Katie and her mother cuddled in the back of the car driven by the demon who injured and violated them. Night darkened the sides of the winding road. The woods, barely visible, appeared as a giant living creature as leaves and branches tossed gently in the breeze. Katie felt as if she’d been transported to some primordial darkness, a black dimension full of monsters like the fiery-eyed naked man who drove towards some awful, unknown destination.
The car drove from country to town to city, but though the light increased, Katie felt no comfort. She and her mother gave up on asking the man where he planned to take them and what he planned to do to them. He offered no insights, and after a time, it became obvious that whatever he had in mind would be something dreadful. Stories like this didn’t end happily. Ever.

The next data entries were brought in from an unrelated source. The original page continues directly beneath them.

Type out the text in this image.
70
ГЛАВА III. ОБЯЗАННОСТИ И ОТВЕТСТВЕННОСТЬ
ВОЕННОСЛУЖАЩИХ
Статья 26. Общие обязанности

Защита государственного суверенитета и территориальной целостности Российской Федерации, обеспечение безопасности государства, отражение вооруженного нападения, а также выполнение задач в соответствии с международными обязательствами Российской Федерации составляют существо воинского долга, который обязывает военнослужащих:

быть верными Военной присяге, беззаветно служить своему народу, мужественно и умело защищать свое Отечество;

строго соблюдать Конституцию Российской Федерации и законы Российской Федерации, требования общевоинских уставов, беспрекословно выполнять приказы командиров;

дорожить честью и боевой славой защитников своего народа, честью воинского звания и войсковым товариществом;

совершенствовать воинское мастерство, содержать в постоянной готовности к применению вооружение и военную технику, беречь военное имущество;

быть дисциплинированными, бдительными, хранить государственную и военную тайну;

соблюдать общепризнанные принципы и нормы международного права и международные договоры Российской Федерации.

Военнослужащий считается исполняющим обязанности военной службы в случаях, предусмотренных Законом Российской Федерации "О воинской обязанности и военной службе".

They took a route through the seedy warehouse district. Long abandoned and dilapidated buildings only accentuated the gloom and Katie’s bleak outlook. She clutched her mother’s hand tightly and found she no longer knew who was comforting who. Both women had suffered tremendously at the hands of this monster tonight, and both likely had something even worse in store. One could argue that what they’d endured so far was worse than death, but not to Katie. Despite the horrors or the night, she needed to go on living. She had a future. She had friends. She had love. With those wonderful things in her life, she could process tonight’s trauma. She good go on.
Her mother, on the other hand, might feel differently. Their family stood on the brink of ruin. Late-middle-aged, one could argue she had entered the twilight of her life. She had a decade or fifteen years left of work, tops. Her looks would fade soon. Immense trauma at this stage of her life could destroy her, even if this awful man didn’t kill her tonight.
Thinking about her mother this way brought new tears to Katie’s eyes when she believed herself all cried out by this point. Guess there are always more tears to shed.
The car slowed down when they entered a section of buildings converted into row homes. Katie’s mother looked up and glanced around.
“I think this is where your father used to live,” she said.
“That’s right,” the driver confirmed, his tone sinister.
This new information prompted Katie to renew her inquiries.
“What is this? What do you want with us?”
“All in due time, sweet girl. For now, let’s just say I need the two of you as bargaining chips.”
Katie and her mother exchanged glances. By her mother’s expression, Katie guessed the woman who’d birthed her had no better idea as to their fate as Katie did. They resumed cuddling. They couldn’t seem to hold each other tight enough. How fleeting, our flesh, Katie thought, more aware of her mortality than she could ever remember being, even more than as a child afraid of the dark, even more than the time she had a fever high enough to induce demonic hallucinations of giant wolf-faced spiders crawling around her bedroom.
The car rolled to a stop in front of one of the row homes. Katie looked up and her chest clenched at the sight of her father, standing on the front stoop with a strange, dark-haired woman. Her mother followed her gaze and gasped.